Step 1: offer up “scary scenarios” (quote Stephen Schneider) by exaggeration and embellishment;
Step 2: turn the debate into simple questions of black and white, believers and deniers, for example, with no shades of grey;
Step 3: tell the public to “trust us”; and finally,
Step 4: criticise and smear anyone who dares ask questions.
Sound familiar? It’s a summary of the warmist mantra.
Graham Redfearn, the warmist blogger, has defended climate scientists and rubbished the claims made in The Australian that the “death threats” story last June was overblown, calling it all “part of the denier spin cycle”.
Redfearn makes a number of claims, all of them easily rebutted.
Firstly he claims that the scope of the FoI request was limited to six individuals. It was, but it included Will Steffen and Andrew Glikson, the two highest profile climate scientists at ANU and by far the most likely target for death threats at that university.
He claims also it only focussed on ANU. That is correct, but the ANU was the first mentioned university in almost all the news reports from June last year. He also claims that none of the emails he published on his blog last year were from ANU. You can read them here – and none of them contain “death threats”. They contain abuse and offensive language, but not “threats to kill” in the proper sense of the phrase.
Just to be clear, “F off and die” is not a death threat. A death threat is “if you do/do not do x, I will kill you”.
Redfearn claims that whether death threats were actually received or not was a “red herring” and that it’s still a hate campaign. Fine. Let’s see an official release of these documents from the scientists concerned, not just selective leaks to sympathetic media organisations like Fairfax, ABC and Redfearn himself. Then the public can make up their own mind.

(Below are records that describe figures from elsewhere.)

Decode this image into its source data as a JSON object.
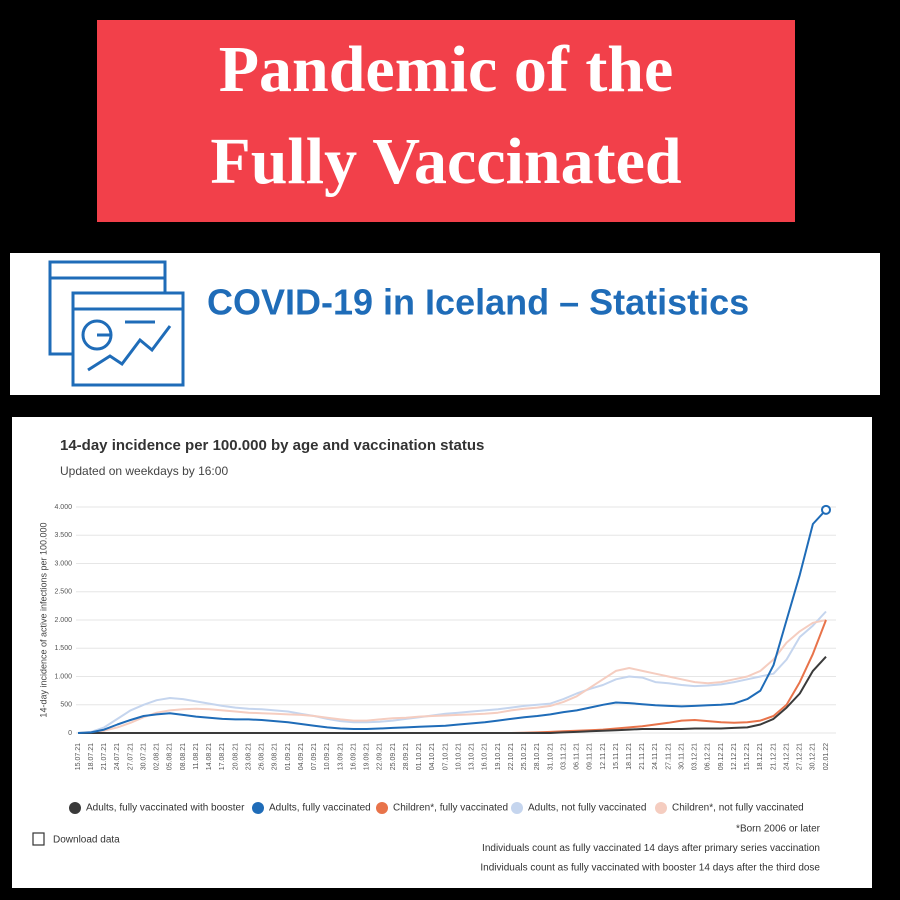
{
  "banner": {
    "lines": [
      "Pandemic of the",
      "Fully Vaccinated"
    ]
  },
  "header": {
    "title": "COVID-19 in Iceland – Statistics"
  },
  "chart_data": {
    "type": "line",
    "title": "14-day incidence per 100.000 by age and vaccination status",
    "subtitle": "Updated on weekdays by 16:00",
    "y_label": "14-day incidence of active infections per 100.000",
    "categories": [
      "15.07.21",
      "18.07.21",
      "21.07.21",
      "24.07.21",
      "27.07.21",
      "30.07.21",
      "02.08.21",
      "05.08.21",
      "08.08.21",
      "11.08.21",
      "14.08.21",
      "17.08.21",
      "20.08.21",
      "23.08.21",
      "26.08.21",
      "29.08.21",
      "01.09.21",
      "04.09.21",
      "07.09.21",
      "10.09.21",
      "13.09.21",
      "16.09.21",
      "19.09.21",
      "22.09.21",
      "25.09.21",
      "28.09.21",
      "01.10.21",
      "04.10.21",
      "07.10.21",
      "10.10.21",
      "13.10.21",
      "16.10.21",
      "19.10.21",
      "22.10.21",
      "25.10.21",
      "28.10.21",
      "31.10.21",
      "03.11.21",
      "06.11.21",
      "09.11.21",
      "12.11.21",
      "15.11.21",
      "18.11.21",
      "21.11.21",
      "24.11.21",
      "27.11.21",
      "30.11.21",
      "03.12.21",
      "06.12.21",
      "09.12.21",
      "12.12.21",
      "15.12.21",
      "18.12.21",
      "21.12.21",
      "24.12.21",
      "27.12.21",
      "30.12.21",
      "02.01.22"
    ],
    "series": [
      {
        "name": "Adults, fully vaccinated with booster",
        "color": "#3a3a3a",
        "values": [
          0,
          0,
          0,
          0,
          0,
          0,
          0,
          0,
          0,
          0,
          0,
          0,
          0,
          0,
          0,
          0,
          0,
          0,
          0,
          0,
          0,
          0,
          0,
          0,
          0,
          0,
          0,
          0,
          0,
          0,
          0,
          0,
          0,
          0,
          0,
          0,
          0,
          10,
          20,
          30,
          40,
          50,
          60,
          70,
          70,
          70,
          70,
          80,
          80,
          80,
          90,
          100,
          150,
          250,
          450,
          700,
          1100,
          1350
        ]
      },
      {
        "name": "Adults, fully vaccinated",
        "color": "#1f6cb8",
        "values": [
          0,
          10,
          60,
          150,
          230,
          300,
          330,
          350,
          320,
          290,
          270,
          250,
          240,
          240,
          230,
          210,
          190,
          160,
          130,
          100,
          80,
          70,
          70,
          80,
          90,
          100,
          110,
          120,
          130,
          150,
          170,
          190,
          220,
          250,
          280,
          300,
          330,
          370,
          400,
          450,
          500,
          540,
          530,
          510,
          490,
          480,
          470,
          480,
          490,
          500,
          520,
          600,
          750,
          1200,
          2000,
          2800,
          3700,
          3950
        ]
      },
      {
        "name": "Children*, fully vaccinated",
        "color": "#e8734a",
        "values": [
          0,
          0,
          0,
          0,
          0,
          0,
          0,
          0,
          0,
          0,
          0,
          0,
          0,
          0,
          0,
          0,
          0,
          0,
          0,
          0,
          0,
          0,
          0,
          0,
          0,
          0,
          0,
          0,
          0,
          0,
          0,
          0,
          0,
          0,
          5,
          10,
          20,
          30,
          40,
          50,
          60,
          80,
          100,
          120,
          150,
          180,
          220,
          230,
          210,
          190,
          180,
          190,
          220,
          300,
          500,
          900,
          1400,
          2000
        ]
      },
      {
        "name": "Adults, not fully vaccinated",
        "color": "#c5d5ee",
        "values": [
          0,
          20,
          100,
          250,
          400,
          500,
          580,
          620,
          600,
          560,
          520,
          480,
          450,
          430,
          420,
          400,
          380,
          340,
          300,
          250,
          210,
          190,
          190,
          200,
          220,
          250,
          280,
          310,
          340,
          360,
          380,
          400,
          420,
          450,
          480,
          500,
          520,
          600,
          700,
          780,
          850,
          950,
          1000,
          980,
          900,
          880,
          850,
          830,
          840,
          860,
          900,
          950,
          1000,
          1050,
          1300,
          1700,
          1900,
          2150
        ]
      },
      {
        "name": "Children*, not fully vaccinated",
        "color": "#f5cdc0",
        "values": [
          0,
          10,
          40,
          100,
          180,
          280,
          360,
          400,
          420,
          430,
          420,
          400,
          380,
          360,
          350,
          340,
          330,
          320,
          300,
          270,
          240,
          220,
          220,
          240,
          260,
          270,
          290,
          300,
          310,
          320,
          330,
          340,
          360,
          400,
          430,
          450,
          480,
          550,
          650,
          800,
          950,
          1100,
          1150,
          1100,
          1050,
          1000,
          950,
          900,
          880,
          900,
          950,
          1000,
          1100,
          1300,
          1600,
          1800,
          1950,
          2000
        ]
      }
    ],
    "ylim": [
      0,
      4000
    ],
    "yticks": [
      0,
      {
        "value": 500,
        "label": "500"
      },
      {
        "value": 1000,
        "label": "1.000"
      },
      {
        "value": 1500,
        "label": "1.500"
      },
      {
        "value": 2000,
        "label": "2.000"
      },
      {
        "value": 2500,
        "label": "2.500"
      },
      {
        "value": 3000,
        "label": "3.000"
      },
      {
        "value": 3500,
        "label": "3.500"
      },
      {
        "value": 4000,
        "label": "4.000"
      }
    ],
    "grid": true,
    "download": "Download data",
    "footnotes": [
      "*Born 2006 or later",
      "Individuals count as fully vaccinated 14 days after primary series vaccination",
      "Individuals count as fully vaccinated with booster 14 days after the third dose"
    ]
  }
}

But when the ANU refuses to back up a media story, that we must assume it released itself, with the documentary evidence to confirm it, even when requested to through a proper Freedom of Information request, and continues to refuse to release the documents and is even considering yet a further appeal, then the public is entitled to be suspicious.
And the hypocrisy is breathtaking – the abuse hurled at “deniers” (even that term hints at Holocaust denial) is just as offensive, but there’s a deafening silence from the warmists about that.
Such emails of any kind are objectionable, have no place in civilised scientific debate, and are condemned by this blog without reservation, but are sadly part of public life, not only in climate science, but in many other areas as well – politics, for example. However, claiming that such emails constitute death threats (a serious criminal offence that carries hefty prison sentences), and then refusing to release the documents that evidence such claims, is unacceptable.
If there are genuine death threats, then they should be fully investigated and the perpetrators prosecuted and punished. But like everything else from the warmist side, we’re supposed to take it on trust.
It appears that the subtle but important distinctions at work here, like so many aspects of the climate debate, are utterly lost on rusted-on warmists like Redfearn.